Let
- $d\in\left\{1,\ldots,4\right\}$
- $\Lambda\subseteq\mathbb R^d$ be bounded, nonempty and open
- $\mathcal V:=\left\{\phi\in C_c^\infty(\Lambda,\mathbb R^d):\nabla\cdot\phi=0\right\}$, $V:=\overline{\mathcal V}^{\left\|\;\cdot\;\right\|_{H^1(\Lambda,\:\mathbb R^d)}}$ and $H:=\overline{\mathcal V}^{\left\|\;\cdot\;\right\|_{L^2(\Lambda,\:\mathbb R^d)}}$
- $\mathfrak a(u,v):=\sum_{i=1}^d\langle\nabla u_i,\nabla v_i\rangle_{L^2}$ for $u,v\in V$
- $\mathfrak b(u,v,w):=\langle((u\cdot\nabla)v,w\rangle_{L^2}$ for $u,v,w\in V$
- $\nu>0$
- $f\in L^2(\Lambda,\mathbb R^d)$
I've found proofs showing that there is a $u\in V$ with $$\tilde{\mathfrak a}(u,v):=\nu\mathfrak a(u,v)+\mathfrak b(u,u,v)=\langle f,v\rangle_{L^2(\Lambda,\:\mathbb R^d)}=:\ell(v)\;\;\;\text{for all }v\in V\tag1$$ using the (Leray-)Schauder fixed-point theorem.

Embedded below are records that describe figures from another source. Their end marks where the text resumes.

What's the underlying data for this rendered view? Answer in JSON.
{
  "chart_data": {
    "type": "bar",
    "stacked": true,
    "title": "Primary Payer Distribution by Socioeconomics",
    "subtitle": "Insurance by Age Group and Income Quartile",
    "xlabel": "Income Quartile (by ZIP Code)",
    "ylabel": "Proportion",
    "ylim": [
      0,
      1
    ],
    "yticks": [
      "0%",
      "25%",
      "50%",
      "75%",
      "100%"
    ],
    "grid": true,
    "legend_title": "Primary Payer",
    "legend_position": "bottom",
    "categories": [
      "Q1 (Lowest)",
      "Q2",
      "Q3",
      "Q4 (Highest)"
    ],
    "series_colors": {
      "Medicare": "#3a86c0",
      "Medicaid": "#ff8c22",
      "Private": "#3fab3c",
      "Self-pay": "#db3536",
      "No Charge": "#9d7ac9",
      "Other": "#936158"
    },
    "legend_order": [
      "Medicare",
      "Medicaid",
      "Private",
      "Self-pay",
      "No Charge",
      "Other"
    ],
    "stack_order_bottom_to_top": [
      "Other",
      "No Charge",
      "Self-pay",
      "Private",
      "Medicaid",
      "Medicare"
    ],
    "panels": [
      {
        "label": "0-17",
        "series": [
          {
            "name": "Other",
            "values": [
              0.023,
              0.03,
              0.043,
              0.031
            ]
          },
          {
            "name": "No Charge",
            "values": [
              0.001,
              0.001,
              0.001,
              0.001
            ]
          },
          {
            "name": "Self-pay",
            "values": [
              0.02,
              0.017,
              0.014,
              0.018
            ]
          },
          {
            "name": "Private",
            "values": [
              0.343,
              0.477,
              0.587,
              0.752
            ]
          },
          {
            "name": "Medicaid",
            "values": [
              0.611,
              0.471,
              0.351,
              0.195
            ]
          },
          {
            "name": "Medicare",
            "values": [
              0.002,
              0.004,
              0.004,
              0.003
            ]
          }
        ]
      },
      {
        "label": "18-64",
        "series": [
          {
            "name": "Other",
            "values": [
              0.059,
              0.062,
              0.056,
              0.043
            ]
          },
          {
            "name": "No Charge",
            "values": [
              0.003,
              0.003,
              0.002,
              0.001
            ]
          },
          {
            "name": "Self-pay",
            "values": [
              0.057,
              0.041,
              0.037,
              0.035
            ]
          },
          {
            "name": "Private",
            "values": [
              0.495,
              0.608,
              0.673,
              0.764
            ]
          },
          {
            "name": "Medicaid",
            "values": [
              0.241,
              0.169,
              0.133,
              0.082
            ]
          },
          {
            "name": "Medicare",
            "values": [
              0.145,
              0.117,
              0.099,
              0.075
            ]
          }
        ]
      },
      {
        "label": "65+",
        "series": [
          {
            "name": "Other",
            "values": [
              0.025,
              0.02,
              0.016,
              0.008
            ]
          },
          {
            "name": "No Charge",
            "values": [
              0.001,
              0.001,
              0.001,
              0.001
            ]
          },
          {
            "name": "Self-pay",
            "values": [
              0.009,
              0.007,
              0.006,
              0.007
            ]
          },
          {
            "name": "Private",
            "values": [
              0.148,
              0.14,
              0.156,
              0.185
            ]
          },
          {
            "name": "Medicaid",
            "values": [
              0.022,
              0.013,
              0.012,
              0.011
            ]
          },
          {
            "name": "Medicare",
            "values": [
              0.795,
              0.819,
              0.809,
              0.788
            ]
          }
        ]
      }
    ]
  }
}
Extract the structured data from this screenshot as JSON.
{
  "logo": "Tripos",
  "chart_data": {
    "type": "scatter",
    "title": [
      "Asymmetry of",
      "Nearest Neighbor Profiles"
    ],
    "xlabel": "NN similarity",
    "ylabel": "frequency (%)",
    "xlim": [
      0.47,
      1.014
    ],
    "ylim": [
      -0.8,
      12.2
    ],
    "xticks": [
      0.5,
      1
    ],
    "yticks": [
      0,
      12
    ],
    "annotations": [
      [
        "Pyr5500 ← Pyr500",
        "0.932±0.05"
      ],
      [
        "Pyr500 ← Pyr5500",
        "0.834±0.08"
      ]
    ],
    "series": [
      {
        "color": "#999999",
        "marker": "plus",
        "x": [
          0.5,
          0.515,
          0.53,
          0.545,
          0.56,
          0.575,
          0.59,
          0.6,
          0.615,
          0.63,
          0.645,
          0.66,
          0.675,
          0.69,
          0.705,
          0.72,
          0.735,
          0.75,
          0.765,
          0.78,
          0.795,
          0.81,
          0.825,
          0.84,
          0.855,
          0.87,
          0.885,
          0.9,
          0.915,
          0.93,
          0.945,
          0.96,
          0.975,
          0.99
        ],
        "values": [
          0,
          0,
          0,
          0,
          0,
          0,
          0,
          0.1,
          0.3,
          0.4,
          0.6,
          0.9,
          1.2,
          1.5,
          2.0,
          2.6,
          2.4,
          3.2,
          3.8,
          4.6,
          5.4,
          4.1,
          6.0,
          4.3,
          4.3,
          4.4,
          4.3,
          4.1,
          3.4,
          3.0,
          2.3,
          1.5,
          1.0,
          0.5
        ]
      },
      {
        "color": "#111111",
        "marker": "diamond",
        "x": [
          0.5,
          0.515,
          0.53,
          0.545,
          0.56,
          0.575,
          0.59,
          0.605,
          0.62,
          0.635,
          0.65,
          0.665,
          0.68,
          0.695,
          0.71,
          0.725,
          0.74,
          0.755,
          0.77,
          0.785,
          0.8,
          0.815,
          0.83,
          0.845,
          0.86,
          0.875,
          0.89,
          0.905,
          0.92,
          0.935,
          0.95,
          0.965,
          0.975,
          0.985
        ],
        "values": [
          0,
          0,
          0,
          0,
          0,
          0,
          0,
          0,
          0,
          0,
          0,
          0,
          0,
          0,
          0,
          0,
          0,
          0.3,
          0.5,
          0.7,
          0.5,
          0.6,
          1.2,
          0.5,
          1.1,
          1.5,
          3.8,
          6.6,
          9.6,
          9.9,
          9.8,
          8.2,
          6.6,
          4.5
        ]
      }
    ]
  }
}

However, doesn't the existence (and even uniqueness) of such a $u$ simply follow from the Lax-Milgram theorem?
It's well-known that
- $\mathfrak a$ is a bounded and coercive bilinear form on $H_0^1(\Lambda,\mathbb R^d)$
- $\mathfrak b$ is a bounded trilinear form on $H_0^1(\Lambda,\mathbb R^d)$ with $$\mathfrak b(u,v,w)+\mathfrak b(u,w,v)=-\langle\left(\nabla\cdot u\right)v,w\rangle_{L^2(\Lambda,\:\mathbb R^d)}\;\;\;\text{for all }u,v,w\in H_0^1(\Lambda,\mathbb R^d)\tag2$$
Since $$\tilde{\mathfrak a}(u,u)=\nu\mathfrak a(u,u)+\underbrace{\mathfrak b(u,u,u)}_{=\:0}=\nu\mathfrak a(u,u)\;\;\;\text{for all }u\in V\tag3\;,$$ $\tilde{\mathfrak a}$ is a bounded and coercive bilinear form on $V$. Moreover, $\ell$ is a bounded linear functional on $V$. So, there should be a unique $u\in V$ with $(1)$ by the Lax-Milgram theorem.
What am I missing?
What I was missing is that $$V\times V\ni(u,v)\mapsto\mathfrak b(u,u,v)$$ (and hence $\tilde{\mathfrak a}$) is not bilinear. It's obvious, but I missed that. However, we can use the Lax-Milgram theorem to show that for all $u\in V$ there is a unique $\Phi(u)\in V$ with $$\nu\mathfrak a(\Phi(u),v)+\mathfrak b(u,\Phi(u),v)=\ell(v)\tag4\;.$$ Now, the Schauder fixed-point theorem can be used to show that $\Phi$ has a fixed-point.